Gabriel Massan
HOW DO WE GET THERE?
Installation vidéo multicanale, sonorisée, en boucle, 13'21, 2024. Œuvre produite par le Fonds cantonal d'art contemporain, Genève, pour le programme Mire.
Du 29 avril au 14 juin 2026, le Fonds cantonal d’art contemporain accueille la Biennale de l’Art et de la Nature Urbaine (re)connecting.earth sur les écrans du programme Mire à la gare de Chêne-Bourg et celle des Eaux-Vives!

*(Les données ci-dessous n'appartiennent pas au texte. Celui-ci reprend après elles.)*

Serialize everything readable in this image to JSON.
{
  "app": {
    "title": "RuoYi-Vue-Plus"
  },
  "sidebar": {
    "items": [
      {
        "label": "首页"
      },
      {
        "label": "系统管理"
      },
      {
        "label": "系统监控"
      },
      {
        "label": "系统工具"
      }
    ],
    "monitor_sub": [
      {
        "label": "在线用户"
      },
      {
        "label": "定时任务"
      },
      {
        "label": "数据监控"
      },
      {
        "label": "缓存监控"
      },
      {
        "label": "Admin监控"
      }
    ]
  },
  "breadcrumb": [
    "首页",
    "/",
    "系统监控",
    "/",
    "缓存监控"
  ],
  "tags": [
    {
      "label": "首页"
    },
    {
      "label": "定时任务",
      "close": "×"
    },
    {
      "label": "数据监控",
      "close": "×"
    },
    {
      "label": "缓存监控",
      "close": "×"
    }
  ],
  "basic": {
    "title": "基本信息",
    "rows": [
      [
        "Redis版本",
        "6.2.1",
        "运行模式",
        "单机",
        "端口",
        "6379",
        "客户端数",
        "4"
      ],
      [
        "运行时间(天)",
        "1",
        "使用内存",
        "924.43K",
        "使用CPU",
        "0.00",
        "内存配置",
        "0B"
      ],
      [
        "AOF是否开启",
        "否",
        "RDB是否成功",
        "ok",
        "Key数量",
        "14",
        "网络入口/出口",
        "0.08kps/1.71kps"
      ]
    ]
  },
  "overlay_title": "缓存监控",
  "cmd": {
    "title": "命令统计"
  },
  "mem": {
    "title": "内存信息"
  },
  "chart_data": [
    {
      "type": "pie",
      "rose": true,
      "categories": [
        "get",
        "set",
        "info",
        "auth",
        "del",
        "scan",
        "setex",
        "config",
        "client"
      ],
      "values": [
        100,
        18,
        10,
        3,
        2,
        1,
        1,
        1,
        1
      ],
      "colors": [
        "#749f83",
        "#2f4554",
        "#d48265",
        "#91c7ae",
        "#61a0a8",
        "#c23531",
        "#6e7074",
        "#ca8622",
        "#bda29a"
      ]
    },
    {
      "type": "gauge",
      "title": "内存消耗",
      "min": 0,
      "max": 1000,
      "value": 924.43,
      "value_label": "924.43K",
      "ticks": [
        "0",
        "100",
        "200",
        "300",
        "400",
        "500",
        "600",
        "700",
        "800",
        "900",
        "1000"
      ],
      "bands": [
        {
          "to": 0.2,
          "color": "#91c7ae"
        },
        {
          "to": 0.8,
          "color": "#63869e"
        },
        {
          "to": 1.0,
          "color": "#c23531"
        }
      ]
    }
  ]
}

HOW DO WE GET THERE? s’inspire du phénomène brésilien du train hopping, pratique consistant à monter clandestinement à bord de trains de marchandises pour se déplacer à travers le territoire. Ce mode de transport informel, souvent risqué, devient dans l’œuvre une métaphore des trajectoires sociales contemporaines. Le déplacement n’y est plus un simple passage d’un point A à un point B, mais un processus incertain, fait de détours, d’obstacles et d’adaptations constantes. Dans cette perspective, les notions de « départ » et d’« arrivée » perdent leur caractère linéaire. Elles se transforment en états instables, négociés en permanence entre contraintes matérielles et aspirations individuelles, entre géographie réelle et expérience subjective. Le transport, symbole de mobilité et de progrès, révèle ici ses limites et ses inégalités, en particulier dans les contextes du Sud global où les infrastructures ne garantissent pas un accès équitable aux déplacements. L’installation immersive conçue par Gabriel Massan transpose cette réalité dans un univers spéculatif. Un vaisseau spatial traverse des paysages hybrides, à la fois futuristes et fragmentés, qui échappent aux logiques traditionnelles de cartographie. Ces territoires semblent exister en dehors des cadres officiels, comme des zones interstitielles où se redéfinissent les possibilités de circulation et d’existence. L’esthétique numérique et les environnements générés plongent le.la spectateur.ice dans une expérience sensorielle où se mêlent fiction, mémoire et critique sociale. À travers cette œuvre, l’artiste met en lumière une expérience du déplacement marquée par la précarité, mais aussi par la persistance et l’inventivité. Atteindre une destination apparaît comme un objectif incertain, voire inaccessible. Pourtant, le mouvement lui-même devient essentiel : continuer à avancer constitue une forme de résistance.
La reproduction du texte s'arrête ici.